The government's star witness in the trial of a man accused of extortion dealt his side a blow Monday when he conceded he sometimes has difficulty remembering things and chalked that up to his possible decades of drug use.
Stuart Levine, who claims he was a partner in the extortion plot, said he regularly arranged marathon drug parties for a close-knit group of friends, often at the Chicago-area Purple Hotel. He also sometimes flew the group by private jet, at his expense, to drug binges in other cities.
Levin's testimony could undermine prosecutors' bid to prove that William Cellini -- once dubbed the King of Clout when it came to Illinois politics -- conspired to squeeze the Oscar-winning producer
of "Million Dollar Baby" for a $1.5 million campaign donation to then-Gov. Rod Blagojevich.
Levine, on whom much of the government's case hinges, at one point struggled to remember when he served on the board of Illinois's Teachers' Retirement System. Prosecutors say the extortion plan called for Cellini to gently broach with producer Thomas Rosenberg the idea of making a donation.
Levine, a board member of the $30 billion system that oversaw the pensions, was supposed to tighten the screws in a later call, where he would tell Rosenberg to make a $1.5 million donation or his investment company would lose $220 million in state pension funds.
Cellini, 76, who is free on $1 million bond, has denied plotting with Levine and others to extort Rosenberg.
"Did you think that your drug use has affected you memory?'' defense attorney Dan Webb asked Levine during his second day of cross-examination.
"It's possible," Levine responded quietly.
"These were important boards, and you can't remember the years you were on these boards?" Webb pressed him again.
"No," he answered in a hush.
Levine said he would sometimes snort 10 ``lines'' of a powdered mix of crystal methamphetamine and ketamine around the time he was involved in the extortion plot with Cellini and two Blagojevich insiders, Tony Rezko and Chris Kelly.
Levine, who was once worth $70 million and now works as a salesman in a mall, seemed less flustered on the stand Monday.
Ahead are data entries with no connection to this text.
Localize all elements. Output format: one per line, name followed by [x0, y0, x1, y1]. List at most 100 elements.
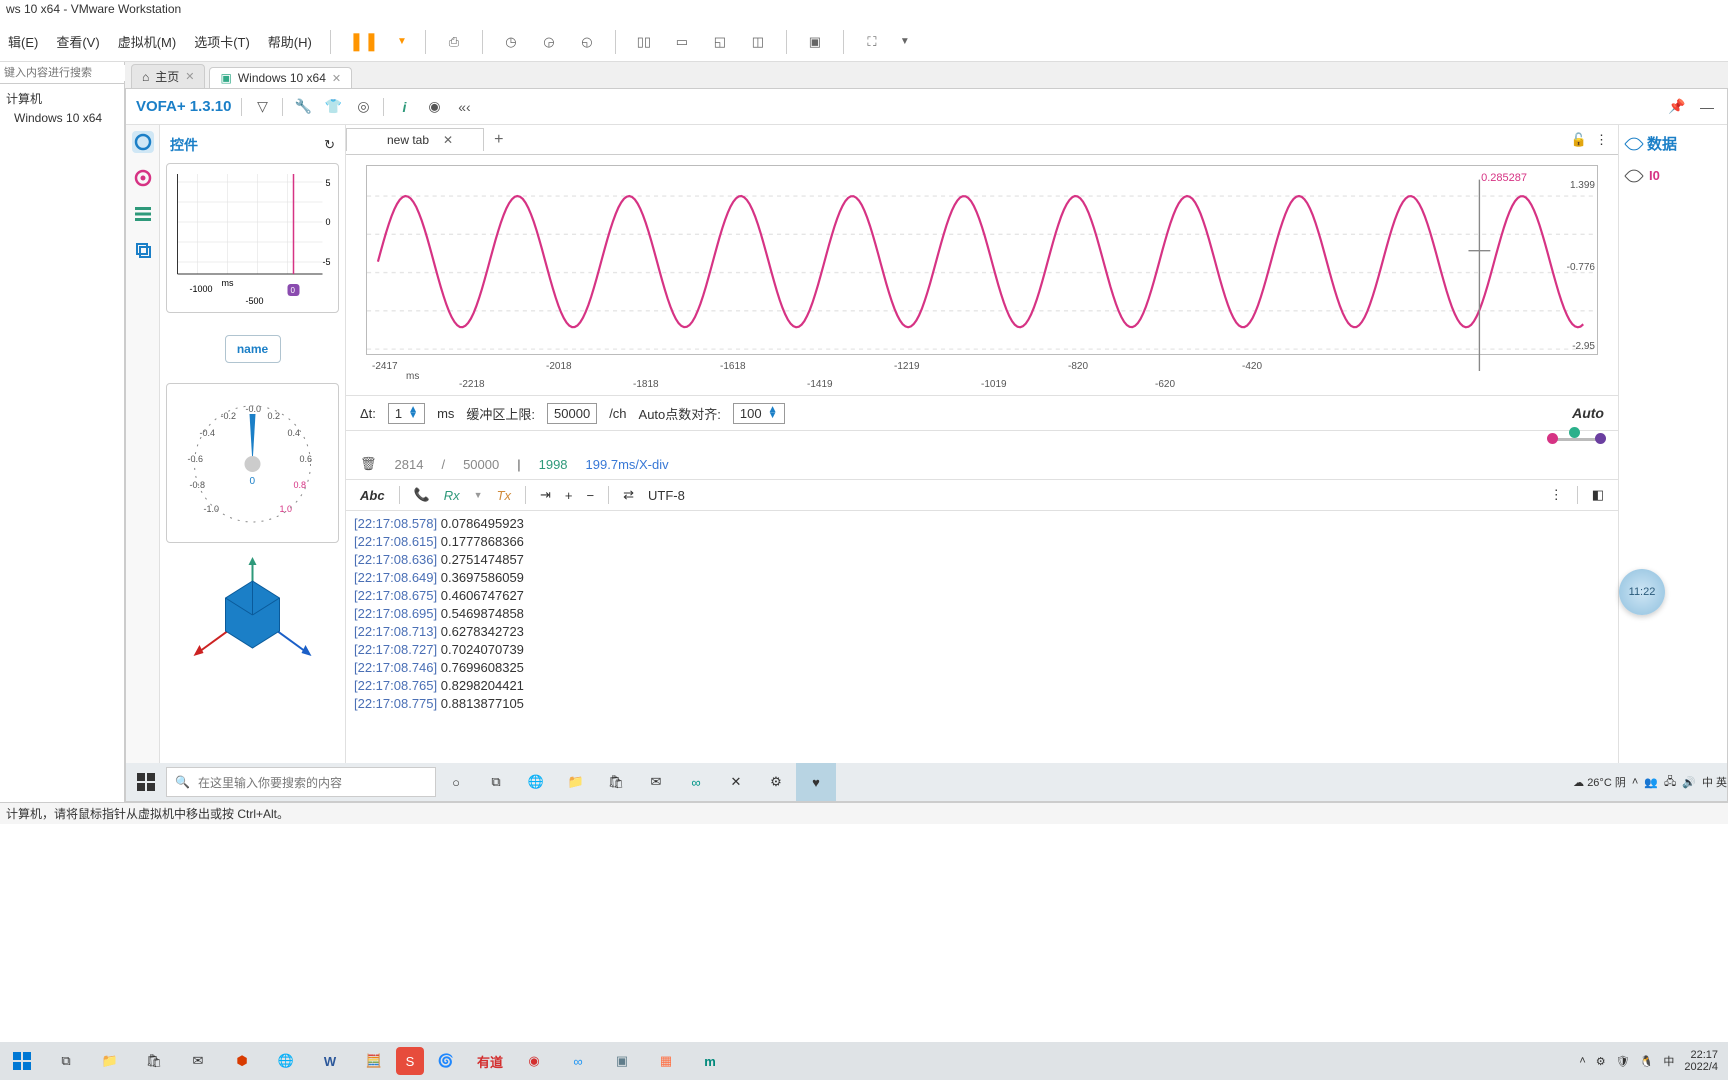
chevron-up-icon[interactable]: ˄: [1579, 1055, 1585, 1067]
menu-tabs[interactable]: 选项卡(T): [194, 32, 250, 51]
add-tab-button[interactable]: +: [484, 127, 513, 153]
taskview-icon[interactable]: ⧉: [44, 1042, 88, 1080]
close-icon[interactable]: ✕: [185, 70, 194, 83]
shirt-icon[interactable]: 👕: [323, 98, 343, 115]
view-split-icon[interactable]: ▯▯: [634, 32, 654, 52]
store-icon[interactable]: 🛍: [132, 1042, 176, 1080]
menu-edit[interactable]: 辑(E): [8, 32, 38, 51]
indent-icon[interactable]: ⇥: [540, 487, 551, 503]
mini-scope[interactable]: 5 0 -5 -1000 -500 ms 0: [166, 163, 339, 313]
explorer-icon[interactable]: 📁: [556, 763, 596, 801]
tree-vm-item[interactable]: Windows 10 x64: [6, 109, 118, 127]
snapshot-icon[interactable]: ◶: [539, 32, 559, 52]
app-icon[interactable]: ◉: [512, 1042, 556, 1080]
wifi-icon[interactable]: 🖧: [1664, 773, 1676, 792]
app-icon[interactable]: ⚙: [756, 763, 796, 801]
encoding-label[interactable]: UTF-8: [648, 488, 685, 503]
oscilloscope-plot[interactable]: 0.285287 1.399 -0.776 -2.95 ms -2417-221…: [346, 155, 1618, 395]
minimize-icon[interactable]: —: [1697, 99, 1717, 115]
baidu-icon[interactable]: ∞: [556, 1042, 600, 1080]
phone-icon[interactable]: 📞: [414, 487, 430, 503]
pause-icon[interactable]: ❚❚: [349, 31, 379, 52]
app-icon[interactable]: ✕: [716, 763, 756, 801]
mail-icon[interactable]: ✉: [636, 763, 676, 801]
dropdown-icon[interactable]: ▼: [397, 36, 407, 47]
rail-record-icon[interactable]: [132, 167, 154, 189]
triangle-icon[interactable]: ▽: [252, 98, 272, 115]
terminal-output[interactable]: [22:17:08.578] 0.0786495923[22:17:08.615…: [346, 511, 1618, 767]
weather-widget[interactable]: ☁ 26°C 阴: [1573, 774, 1626, 790]
sogou-icon[interactable]: S: [396, 1047, 424, 1075]
pin-icon[interactable]: 📌: [1667, 98, 1687, 115]
trash-icon[interactable]: 🗑: [360, 456, 377, 472]
fingerprint-icon[interactable]: ◉: [424, 98, 444, 115]
rail-copy-icon[interactable]: [132, 239, 154, 261]
host-time[interactable]: 22:17: [1684, 1049, 1718, 1061]
volume-icon[interactable]: 🔊: [1682, 776, 1696, 789]
mail-icon[interactable]: ✉: [176, 1042, 220, 1080]
menu-vm[interactable]: 虚拟机(M): [118, 32, 177, 51]
vmware-icon[interactable]: ▣: [600, 1042, 644, 1080]
fullscreen-icon[interactable]: ⛶: [862, 32, 882, 52]
refresh-icon[interactable]: ↻: [324, 137, 335, 153]
store-icon[interactable]: 🛍: [596, 763, 636, 801]
lock-icon[interactable]: 🔓: [1571, 132, 1587, 148]
edge-icon[interactable]: 🌐: [264, 1042, 308, 1080]
word-icon[interactable]: W: [308, 1042, 352, 1080]
start-button[interactable]: [126, 763, 166, 801]
chevron-up-icon[interactable]: ˄: [1632, 776, 1638, 788]
eraser-icon[interactable]: ◧: [1592, 487, 1604, 503]
tray-icon[interactable]: 🛡: [1616, 1055, 1630, 1068]
app-icon[interactable]: ▦: [644, 1042, 688, 1080]
tray-icon[interactable]: ⚙: [1596, 1055, 1606, 1068]
kebab-icon[interactable]: ⋮: [1595, 132, 1608, 148]
start-button[interactable]: [0, 1042, 44, 1080]
info-icon[interactable]: i: [394, 99, 414, 115]
edge-icon[interactable]: 🌐: [516, 763, 556, 801]
taskbar-search[interactable]: 🔍在这里输入你要搜索的内容: [166, 767, 436, 797]
channel-i0[interactable]: I0: [1627, 168, 1719, 183]
kebab-icon[interactable]: ⋮: [1550, 487, 1563, 503]
ime-label[interactable]: 中: [1663, 1053, 1674, 1069]
collapse-icon[interactable]: «‹: [454, 99, 474, 115]
target-icon[interactable]: ◎: [353, 98, 373, 115]
taskview-icon[interactable]: ⧉: [476, 763, 516, 801]
youdao-icon[interactable]: 有道: [468, 1042, 512, 1080]
cube-3d-widget[interactable]: [166, 553, 339, 663]
meet-icon[interactable]: 👥: [1644, 776, 1658, 789]
floating-clock[interactable]: 11:22: [1619, 569, 1665, 615]
app-icon[interactable]: 🌀: [424, 1042, 468, 1080]
tree-root[interactable]: 计算机: [6, 88, 118, 109]
rail-circle-icon[interactable]: [132, 131, 154, 153]
tab-home[interactable]: ⌂ 主页 ✕: [131, 64, 205, 88]
menu-help[interactable]: 帮助(H): [268, 32, 312, 51]
rail-list-icon[interactable]: [132, 203, 154, 225]
tab-vm[interactable]: ▣ Windows 10 x64 ✕: [209, 67, 352, 88]
cortana-icon[interactable]: ○: [436, 763, 476, 801]
shuffle-icon[interactable]: ⇄: [623, 487, 634, 503]
wrench-icon[interactable]: 🔧: [293, 98, 313, 115]
dropdown-icon[interactable]: ▼: [900, 36, 910, 47]
office-icon[interactable]: ⬢: [220, 1042, 264, 1080]
view-multi-icon[interactable]: ◫: [748, 32, 768, 52]
name-button[interactable]: name: [225, 335, 281, 363]
screenshot-icon[interactable]: ⎙: [444, 32, 464, 52]
minus-icon[interactable]: −: [587, 488, 595, 503]
app-icon[interactable]: m: [688, 1042, 732, 1080]
vofa-taskbar-icon[interactable]: ♥: [796, 763, 836, 801]
ime-label[interactable]: 中 英: [1702, 774, 1727, 790]
view-single-icon[interactable]: ▭: [672, 32, 692, 52]
tab-newtab[interactable]: new tab ✕: [346, 128, 484, 151]
arduino-icon[interactable]: ∞: [676, 763, 716, 801]
rx-toggle[interactable]: Rx: [444, 488, 460, 503]
console-icon[interactable]: ▣: [805, 32, 825, 52]
zoom-slider[interactable]: [346, 431, 1618, 449]
view-fit-icon[interactable]: ◱: [710, 32, 730, 52]
close-icon[interactable]: ✕: [332, 72, 341, 85]
explorer-icon[interactable]: 📁: [88, 1042, 132, 1080]
calc-icon[interactable]: 🧮: [352, 1042, 396, 1080]
tx-toggle[interactable]: Tx: [497, 488, 511, 503]
snapshot-mgr-icon[interactable]: ◵: [577, 32, 597, 52]
tray-icon[interactable]: 🐧: [1640, 1055, 1654, 1068]
close-icon[interactable]: ✕: [443, 133, 453, 147]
But he occasionally appeared disoriented, sitting blank-faced and mouth agape for several seconds.
Webb attacked his credibility, and not only by suggesting drugs may have damaged his brain. The defense attorney, a former U.S. prosecutor, also got Levine to admit repeatedly that he had committed fraud multiple times as Webb walked him through more than a dozen crimes _ most of which he was never charged with.
Among other things, Levine admitted using his position as executor of a close friend's will to cheat his friend's estate, including his deaf daughter, out of $2 million.
"Your friend went out of his way to befriend and help you,'' said Webb, pacing the courtroom, fiddling with a pen in his hand and looking from Levine to the jurors as he spoke. "And after he did, you reward him by stealing from his estate.''
The 65-year-old Levine's importance to both prosecutors and the defense is evident in the days he has been on the stand. He testified for prosecutors over three days. Webb has said he has four days of questions for him.